Ora, il regista Mike (Ebert) e il suo partner romantico, il drammaturgo Luce (Irving) vedono la strada verso il grande successo con la versione di Luce di Sally e Tom, “La ricerca della felicità”. Un produttore dalle tasche profonde, combinato con la fama televisiva e cinematografica del membro della compagnia Kwame a/k/a “K-Dubb” (Miller), potrebbe aumentare la visibilità della compagnia in un batter d’occhio. Se, cioè, le pressioni e gli antagonismi fuori scena possono essere tenuti a bada.
Come persona che ha fondato o è entrato a far parte di diverse società di questo tipo nel corso degli anni, posso attestare la verosimiglianza di gran parte del brusio nel backstage di Good Company: “Break, 7 minuti” accolto da un coro di “Grazie, 7”; putter con strumenti di illuminazione o pezzi di costume; uscire per svapare o prendere un caffè; facendo pause tra le chiamate degli agenti e le linee di discussione per discutere i meriti e il tema del progetto attuale (anche l’entità dei loro ruoli). Più che un semplice alveare, una compagnia teatrale è una nazione in miniatura, in cui gli individui svolgono i propri affari e allo stesso tempo costituiscono una cultura di gruppo distintiva. Direttore Steve H. Broadnax III (Pensieri di un uomo di colore) lo rende vivo apparentemente senza sforzo e presenta con delicatezza i paralleli di Parks tra le due narrazioni.
Sotto un aspetto fondamentale, però, la storia moderna non riesce a convincere.
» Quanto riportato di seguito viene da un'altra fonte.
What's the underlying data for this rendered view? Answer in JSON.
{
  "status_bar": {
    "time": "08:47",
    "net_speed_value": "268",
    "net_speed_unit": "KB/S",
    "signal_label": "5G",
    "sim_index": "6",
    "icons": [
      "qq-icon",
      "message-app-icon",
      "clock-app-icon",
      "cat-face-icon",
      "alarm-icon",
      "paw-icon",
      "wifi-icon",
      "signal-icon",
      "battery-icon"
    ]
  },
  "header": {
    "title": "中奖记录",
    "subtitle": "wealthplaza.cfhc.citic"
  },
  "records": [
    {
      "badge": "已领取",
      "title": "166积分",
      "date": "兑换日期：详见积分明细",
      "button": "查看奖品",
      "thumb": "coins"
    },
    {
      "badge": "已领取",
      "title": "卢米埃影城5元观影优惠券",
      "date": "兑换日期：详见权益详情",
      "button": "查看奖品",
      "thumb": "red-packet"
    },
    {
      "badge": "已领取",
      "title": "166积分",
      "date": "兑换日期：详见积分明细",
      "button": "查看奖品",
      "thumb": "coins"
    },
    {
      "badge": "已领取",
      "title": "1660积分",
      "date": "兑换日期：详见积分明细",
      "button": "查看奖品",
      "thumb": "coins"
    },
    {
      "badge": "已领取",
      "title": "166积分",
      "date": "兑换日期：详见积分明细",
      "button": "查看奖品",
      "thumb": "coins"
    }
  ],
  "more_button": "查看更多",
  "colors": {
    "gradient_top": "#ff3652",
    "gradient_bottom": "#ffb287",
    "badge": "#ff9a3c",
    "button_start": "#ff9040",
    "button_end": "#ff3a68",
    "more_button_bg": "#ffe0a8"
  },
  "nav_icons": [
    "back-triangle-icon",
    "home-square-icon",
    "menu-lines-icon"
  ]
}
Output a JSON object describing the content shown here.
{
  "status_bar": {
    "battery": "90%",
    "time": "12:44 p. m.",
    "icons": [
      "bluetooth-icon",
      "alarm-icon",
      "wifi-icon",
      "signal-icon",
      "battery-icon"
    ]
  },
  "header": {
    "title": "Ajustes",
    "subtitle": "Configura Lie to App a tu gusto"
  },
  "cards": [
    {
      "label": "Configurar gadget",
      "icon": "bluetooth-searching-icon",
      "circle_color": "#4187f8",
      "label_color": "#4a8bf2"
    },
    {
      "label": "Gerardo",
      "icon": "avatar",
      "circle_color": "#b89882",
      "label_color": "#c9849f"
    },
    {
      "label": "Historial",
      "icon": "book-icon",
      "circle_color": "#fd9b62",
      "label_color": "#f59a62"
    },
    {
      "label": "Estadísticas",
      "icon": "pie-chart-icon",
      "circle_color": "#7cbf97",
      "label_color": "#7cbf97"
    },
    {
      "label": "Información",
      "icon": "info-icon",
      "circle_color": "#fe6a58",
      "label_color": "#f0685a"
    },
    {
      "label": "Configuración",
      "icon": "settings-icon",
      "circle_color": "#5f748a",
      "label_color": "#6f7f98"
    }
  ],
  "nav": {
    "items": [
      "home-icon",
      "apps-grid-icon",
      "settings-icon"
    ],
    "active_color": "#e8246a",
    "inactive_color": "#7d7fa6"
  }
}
Luce ha dato a James Hemings un momento cruciale per rimproverare Jefferson in una tirata feroce. Mr. Moneybags ha minacciato di ritirarsi a causa del discorso incendiario, mentre per Kwame è il momento “soldi” a cui non si arrende. Con una tale tempesta in arrivo, qualsiasi drammaturgo degno di questo nome muoverebbe il cielo e la terra per placare sia l’angelo che la stella con infinite riscritture alla ricerca di un compromesso. Ciò che accade coincide con la storia di Jefferson, ma temo che se ne vada Sally e Tom – per non parlare di “The Pursuit of Happiness” – più traballanti all’undicesima ora di quanto dovrebbero essere.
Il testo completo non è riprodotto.